Kinetic Control of Anisotropic Grain Growth in Ni‐Rich Layered Cathodes

Abstract The particle morphology governed by anisotropic grain growth of Ni‐rich layered oxide cathodes plays a crucial role in electrochemical stability and can be tuned via element doping during the high‐temperature lithiation process. However, the fundamental impact of dopants on the anisotropic grain growth kinetics remains unclear. Herein, this work systematically investigates how dopants with different valences (Mg 2+ , Al 3+ , Zr 4+ , Ta 5+ , and Mo 6+ ) affect the anisotropic grain growth during the high‐temperature lithiation process.

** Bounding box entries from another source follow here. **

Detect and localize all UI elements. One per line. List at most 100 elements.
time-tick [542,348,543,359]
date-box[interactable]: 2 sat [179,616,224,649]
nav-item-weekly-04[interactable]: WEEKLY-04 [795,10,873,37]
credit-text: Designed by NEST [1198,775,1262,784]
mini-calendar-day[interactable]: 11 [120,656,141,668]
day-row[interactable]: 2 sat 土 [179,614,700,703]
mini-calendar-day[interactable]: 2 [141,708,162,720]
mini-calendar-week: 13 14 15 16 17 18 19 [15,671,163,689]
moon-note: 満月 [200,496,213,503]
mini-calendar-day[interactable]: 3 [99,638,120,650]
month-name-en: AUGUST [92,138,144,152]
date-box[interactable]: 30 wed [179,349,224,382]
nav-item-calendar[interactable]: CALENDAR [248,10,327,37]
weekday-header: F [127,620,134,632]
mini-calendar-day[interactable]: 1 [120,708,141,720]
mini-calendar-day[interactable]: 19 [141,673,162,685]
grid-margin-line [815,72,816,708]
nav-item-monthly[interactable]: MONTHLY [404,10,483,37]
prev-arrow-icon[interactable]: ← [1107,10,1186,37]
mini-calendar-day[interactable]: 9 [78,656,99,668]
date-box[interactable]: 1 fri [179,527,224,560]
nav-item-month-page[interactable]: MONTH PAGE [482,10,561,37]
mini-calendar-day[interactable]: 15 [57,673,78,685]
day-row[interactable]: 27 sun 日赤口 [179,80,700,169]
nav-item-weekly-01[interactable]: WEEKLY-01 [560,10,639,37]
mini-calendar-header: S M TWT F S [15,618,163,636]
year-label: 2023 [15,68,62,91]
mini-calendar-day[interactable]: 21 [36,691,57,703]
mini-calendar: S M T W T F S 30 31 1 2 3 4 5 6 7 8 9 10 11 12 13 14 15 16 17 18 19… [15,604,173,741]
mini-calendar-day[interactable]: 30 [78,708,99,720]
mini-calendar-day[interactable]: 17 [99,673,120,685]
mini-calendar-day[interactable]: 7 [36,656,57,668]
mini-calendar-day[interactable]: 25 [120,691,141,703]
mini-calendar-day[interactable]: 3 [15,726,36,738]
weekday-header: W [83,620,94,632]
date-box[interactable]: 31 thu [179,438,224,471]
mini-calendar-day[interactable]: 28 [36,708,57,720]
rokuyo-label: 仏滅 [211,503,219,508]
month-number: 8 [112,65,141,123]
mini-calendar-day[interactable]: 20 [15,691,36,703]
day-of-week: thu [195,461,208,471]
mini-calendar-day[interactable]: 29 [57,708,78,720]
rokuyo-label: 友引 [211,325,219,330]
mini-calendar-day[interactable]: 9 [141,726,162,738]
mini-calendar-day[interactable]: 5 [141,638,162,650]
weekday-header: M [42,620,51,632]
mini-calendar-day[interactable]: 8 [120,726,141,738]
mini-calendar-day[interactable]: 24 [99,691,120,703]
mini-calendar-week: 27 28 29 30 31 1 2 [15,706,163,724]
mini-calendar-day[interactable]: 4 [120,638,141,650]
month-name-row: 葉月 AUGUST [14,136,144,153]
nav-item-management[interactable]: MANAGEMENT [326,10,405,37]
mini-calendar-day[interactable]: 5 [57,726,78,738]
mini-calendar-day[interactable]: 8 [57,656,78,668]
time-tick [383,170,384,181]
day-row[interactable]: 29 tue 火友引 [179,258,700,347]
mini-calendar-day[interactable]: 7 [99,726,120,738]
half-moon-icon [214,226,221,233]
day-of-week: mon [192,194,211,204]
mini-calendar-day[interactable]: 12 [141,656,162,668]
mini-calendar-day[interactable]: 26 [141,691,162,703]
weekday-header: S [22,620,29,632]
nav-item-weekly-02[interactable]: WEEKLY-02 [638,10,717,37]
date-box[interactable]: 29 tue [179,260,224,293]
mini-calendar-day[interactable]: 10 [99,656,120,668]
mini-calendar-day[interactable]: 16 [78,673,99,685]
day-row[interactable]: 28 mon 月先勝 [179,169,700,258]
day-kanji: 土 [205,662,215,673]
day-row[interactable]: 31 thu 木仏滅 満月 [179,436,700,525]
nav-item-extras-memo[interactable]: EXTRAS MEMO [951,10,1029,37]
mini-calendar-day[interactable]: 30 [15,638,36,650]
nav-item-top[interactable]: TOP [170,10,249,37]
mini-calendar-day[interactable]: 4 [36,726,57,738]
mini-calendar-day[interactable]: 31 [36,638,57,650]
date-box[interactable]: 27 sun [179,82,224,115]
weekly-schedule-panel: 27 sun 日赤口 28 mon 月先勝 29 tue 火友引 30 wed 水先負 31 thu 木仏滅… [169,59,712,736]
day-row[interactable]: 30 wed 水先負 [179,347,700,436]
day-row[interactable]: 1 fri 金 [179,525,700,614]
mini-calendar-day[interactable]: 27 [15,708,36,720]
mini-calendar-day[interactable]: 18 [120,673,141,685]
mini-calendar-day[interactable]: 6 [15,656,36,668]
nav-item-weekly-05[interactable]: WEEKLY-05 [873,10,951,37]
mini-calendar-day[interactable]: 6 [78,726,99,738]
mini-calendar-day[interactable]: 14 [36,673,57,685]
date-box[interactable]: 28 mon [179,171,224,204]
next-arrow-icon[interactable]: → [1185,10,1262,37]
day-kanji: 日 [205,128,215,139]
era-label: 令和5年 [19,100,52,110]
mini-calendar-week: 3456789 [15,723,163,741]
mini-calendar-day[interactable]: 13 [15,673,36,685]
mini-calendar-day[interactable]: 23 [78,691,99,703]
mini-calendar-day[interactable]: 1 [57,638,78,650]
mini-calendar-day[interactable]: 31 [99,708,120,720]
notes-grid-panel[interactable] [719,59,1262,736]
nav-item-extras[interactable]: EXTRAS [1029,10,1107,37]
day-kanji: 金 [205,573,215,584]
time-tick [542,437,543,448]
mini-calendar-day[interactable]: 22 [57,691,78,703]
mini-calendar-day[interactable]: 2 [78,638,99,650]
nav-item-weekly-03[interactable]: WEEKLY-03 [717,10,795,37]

The findings demonstrate that the grain growth rate along the [104] and [110] directions is initially faster, followed by a higher growth rate along the [003] direction. The coarsening exponents n for the grain growth (along the [003], [104], and [110] directions) with low‐valence ions (Mg 2+ , Al 3+ ) dopants are approximately equal to 2, indicating that the grain growth depends solely on short‐range diffusion at the grain boundary. Interestingly, the n value along the [003] direction enlarges with an increase in valence. Notably, the higher valence of Mo 6+ results in a significant elevation of the exponent n along the [003] direction to 4.5, indicating a strong pinning effect due to Mo 6+ segregation at the grain boundary. This pinning impedes grain boundary migration, inhibits grain coarsening, and effectively enhances cycle stability.